Thanks to my cunning plan, lightning-like reflexes, eagle eyes, steely determination and the good luck of sitting down and doing nothing while a mouse ran by and then stopped to cower where I could reach him, I had managed to overwhelm the enemy.
With extreme-ish prejudice, I semi-terminated the mouse leader, exiling him to the great outdoors, home to many wonderful sights to see, like swooping owls, slithering snakes and ravenous raccoons, all ready and willing to show a mouse a good time. Well, a good time for them. The mouse? Not so much.
Still, dudes, I had to conclude that Operation Mighty Hunter II was an unqualified success. What I didn’t know was that, although I had struck a mortal blow to the leadership and the morale of the Rodentia enemy, Mickey still had some fight left in him.
Through painstaking intelligence gathering techniques too classified to go into here, I managed to piece the following together to explain the horrific events that took place on the morning after the conclusion of Operation Mighty Hunter II.
During the night, numerous members of Mickey’s warrior elite met and screamed at each other, all knowing their cause was lost. All determined to strike one final blow against the massively noble warrior who had taken out their leader. In other words, dudes, me. They wanted to take out me.
Finally, the biggest and meanest of Mickey’s fierce fighters, staggered free from the SqueakerDome where many mice entered, but only one mouse left. He knew what he had to do.

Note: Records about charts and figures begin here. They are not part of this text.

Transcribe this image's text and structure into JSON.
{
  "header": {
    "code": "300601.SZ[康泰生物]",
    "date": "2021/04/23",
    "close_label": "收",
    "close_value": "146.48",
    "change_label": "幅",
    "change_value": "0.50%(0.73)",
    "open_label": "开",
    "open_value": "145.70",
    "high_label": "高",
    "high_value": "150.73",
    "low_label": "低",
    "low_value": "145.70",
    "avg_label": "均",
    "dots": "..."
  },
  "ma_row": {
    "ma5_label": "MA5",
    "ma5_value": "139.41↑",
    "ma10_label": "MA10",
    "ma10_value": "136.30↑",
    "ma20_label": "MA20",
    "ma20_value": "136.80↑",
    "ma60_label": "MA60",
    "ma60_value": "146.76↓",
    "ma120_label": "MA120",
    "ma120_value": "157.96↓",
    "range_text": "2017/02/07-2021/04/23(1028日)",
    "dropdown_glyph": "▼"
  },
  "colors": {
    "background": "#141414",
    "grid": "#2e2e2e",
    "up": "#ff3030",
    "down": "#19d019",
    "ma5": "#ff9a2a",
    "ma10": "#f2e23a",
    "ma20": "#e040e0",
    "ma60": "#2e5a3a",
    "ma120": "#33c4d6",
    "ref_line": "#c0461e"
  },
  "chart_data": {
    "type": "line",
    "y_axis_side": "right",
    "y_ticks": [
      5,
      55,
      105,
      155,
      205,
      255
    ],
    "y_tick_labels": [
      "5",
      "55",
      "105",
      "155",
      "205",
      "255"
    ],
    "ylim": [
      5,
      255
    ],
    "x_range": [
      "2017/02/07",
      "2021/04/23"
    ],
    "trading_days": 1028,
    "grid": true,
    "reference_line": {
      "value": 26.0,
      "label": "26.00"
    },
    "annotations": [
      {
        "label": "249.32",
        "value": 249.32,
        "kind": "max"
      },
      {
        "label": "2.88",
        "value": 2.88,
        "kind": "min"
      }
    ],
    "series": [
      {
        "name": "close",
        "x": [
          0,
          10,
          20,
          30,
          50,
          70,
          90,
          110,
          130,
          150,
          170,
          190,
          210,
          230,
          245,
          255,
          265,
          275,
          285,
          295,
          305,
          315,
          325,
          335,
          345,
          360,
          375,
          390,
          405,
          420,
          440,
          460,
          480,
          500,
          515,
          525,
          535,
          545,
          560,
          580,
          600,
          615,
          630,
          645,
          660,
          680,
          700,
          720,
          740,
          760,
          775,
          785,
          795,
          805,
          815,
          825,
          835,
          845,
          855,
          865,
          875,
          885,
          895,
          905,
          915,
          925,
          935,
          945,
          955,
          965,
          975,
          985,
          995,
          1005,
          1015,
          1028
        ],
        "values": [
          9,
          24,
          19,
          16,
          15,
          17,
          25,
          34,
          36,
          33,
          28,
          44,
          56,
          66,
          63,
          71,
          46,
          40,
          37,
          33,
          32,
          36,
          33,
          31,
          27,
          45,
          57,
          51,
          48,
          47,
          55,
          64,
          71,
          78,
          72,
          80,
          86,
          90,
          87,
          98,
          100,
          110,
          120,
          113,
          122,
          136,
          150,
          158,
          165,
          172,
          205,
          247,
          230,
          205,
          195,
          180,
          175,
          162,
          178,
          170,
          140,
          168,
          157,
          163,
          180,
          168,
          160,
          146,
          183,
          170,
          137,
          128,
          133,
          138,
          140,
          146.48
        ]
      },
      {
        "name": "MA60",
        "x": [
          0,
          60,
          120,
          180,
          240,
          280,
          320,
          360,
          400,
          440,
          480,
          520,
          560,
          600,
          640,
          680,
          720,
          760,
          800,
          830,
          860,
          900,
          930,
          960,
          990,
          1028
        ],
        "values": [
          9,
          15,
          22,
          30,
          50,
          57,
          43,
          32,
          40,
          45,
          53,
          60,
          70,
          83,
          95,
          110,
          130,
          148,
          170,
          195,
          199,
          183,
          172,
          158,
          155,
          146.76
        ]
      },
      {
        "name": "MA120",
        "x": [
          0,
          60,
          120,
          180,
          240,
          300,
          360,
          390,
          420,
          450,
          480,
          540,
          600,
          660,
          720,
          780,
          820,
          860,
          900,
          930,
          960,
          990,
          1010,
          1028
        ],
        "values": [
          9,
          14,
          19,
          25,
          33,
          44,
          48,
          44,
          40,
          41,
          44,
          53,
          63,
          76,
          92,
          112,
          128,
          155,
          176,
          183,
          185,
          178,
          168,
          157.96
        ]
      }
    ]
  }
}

Working swiftly, Mickey cobbled together an explosive suicide vest made from C4 and gelnite as well as some seriously destructive bits of cardboard he happened to have around. Strapping the explosives around his chest, Mickey went to stand sentinel in the laundry room closet, confident in the knowledge that he would drop to my head, cling to my hair and manage to detonate his explosives, thus wiping out the greatest warrior Mickey had ever known. And the mouse.
Fortunately, mice aren’t known for their prowess with explosives. Or suicide vests. Or, really, long-term memory. Apparently, they forgot that I didn’t have any hair on my head.

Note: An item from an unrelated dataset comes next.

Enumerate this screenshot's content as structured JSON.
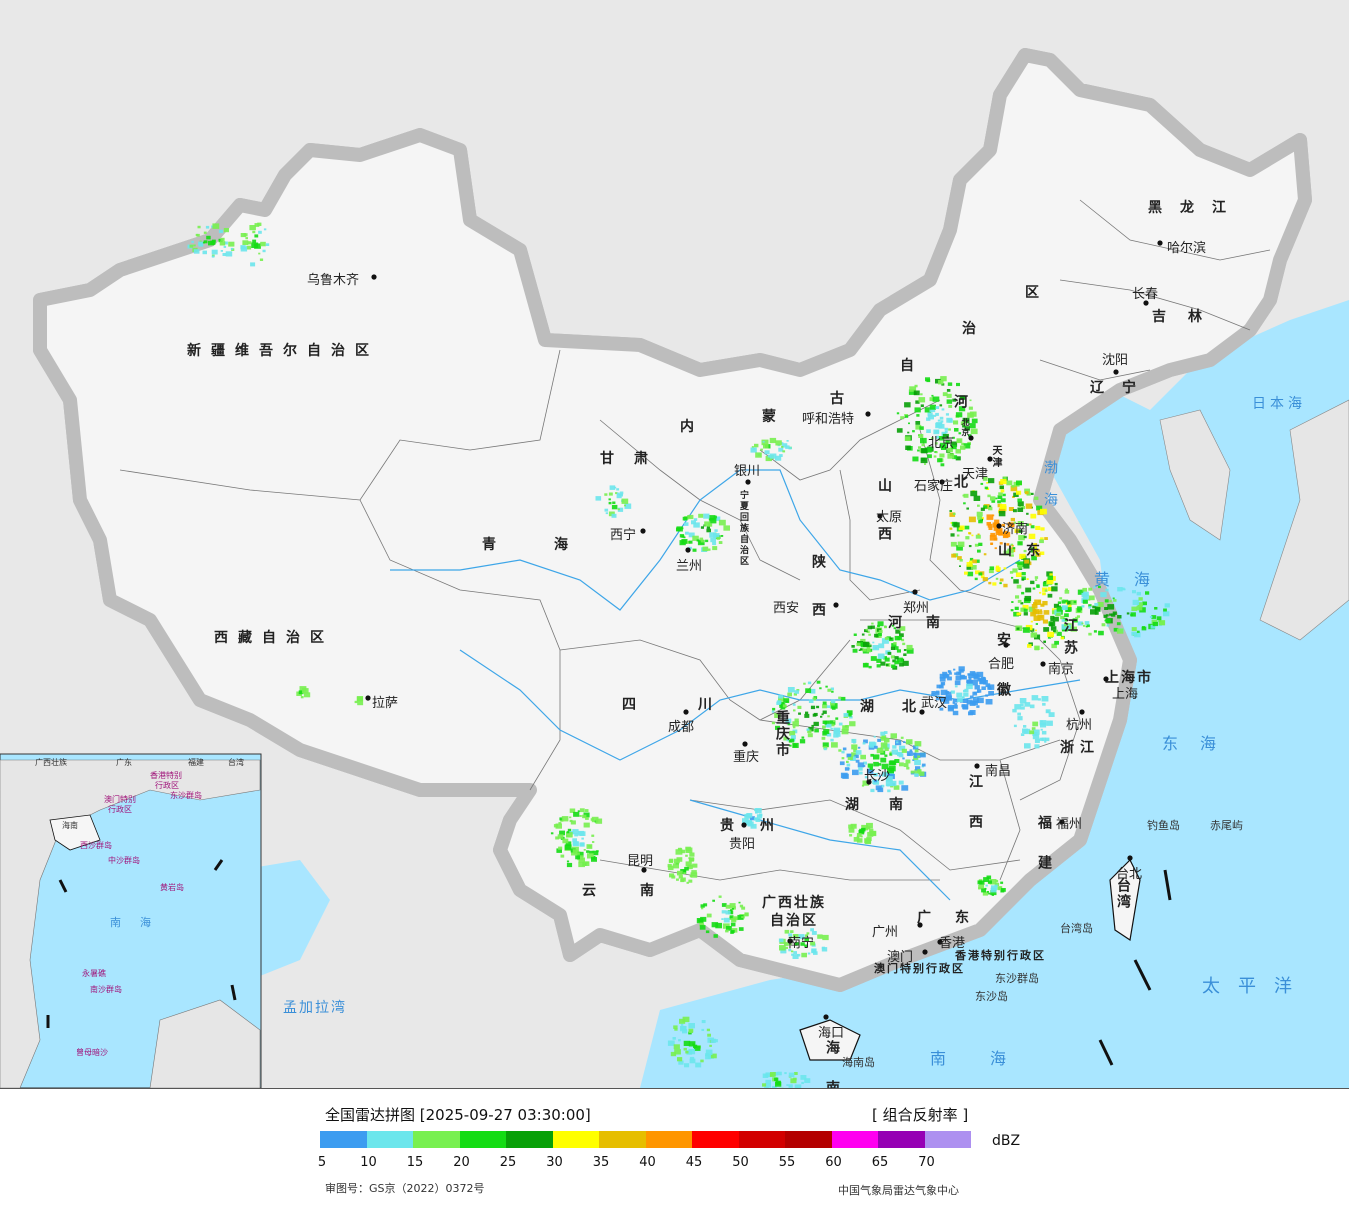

I went into the closet to get food for the lazy, good-for-nothing cat who couldn’t close the deal on Operation Mighty Hunter I and Buzz, the garbage disposal that walks like a dog.
From high above in the closet, Mickey dropped squeaking his ultrasonic battle cry. Fortunately for me, I was so very sleepy, I didn’t notice when Mickey hit my bald head and then started sliding free. I just casually brushed it away.
Mickey fell to the floor. Well, almost. He hit in the middle of Buzz’s water bowl, the sides too steep for him to climb out. With the vest weighing him down, Mickey didn’t stand a chance.
Later that morning, I went back to the laundry room to find Mickey floating, face up in the water dish, his corpse poisoning the water hole in one final act of defiance, the vest nowhere to be found.
That’s the part that worries me, you see. That there might be another Mickey, maybe even a female, who desires revenge, who we could call Minnie, just for the heck of it, waiting. Waiting and planning.
And remembering the ancient Rodentia proverb: Revenge is a dish best served. . . with cheese!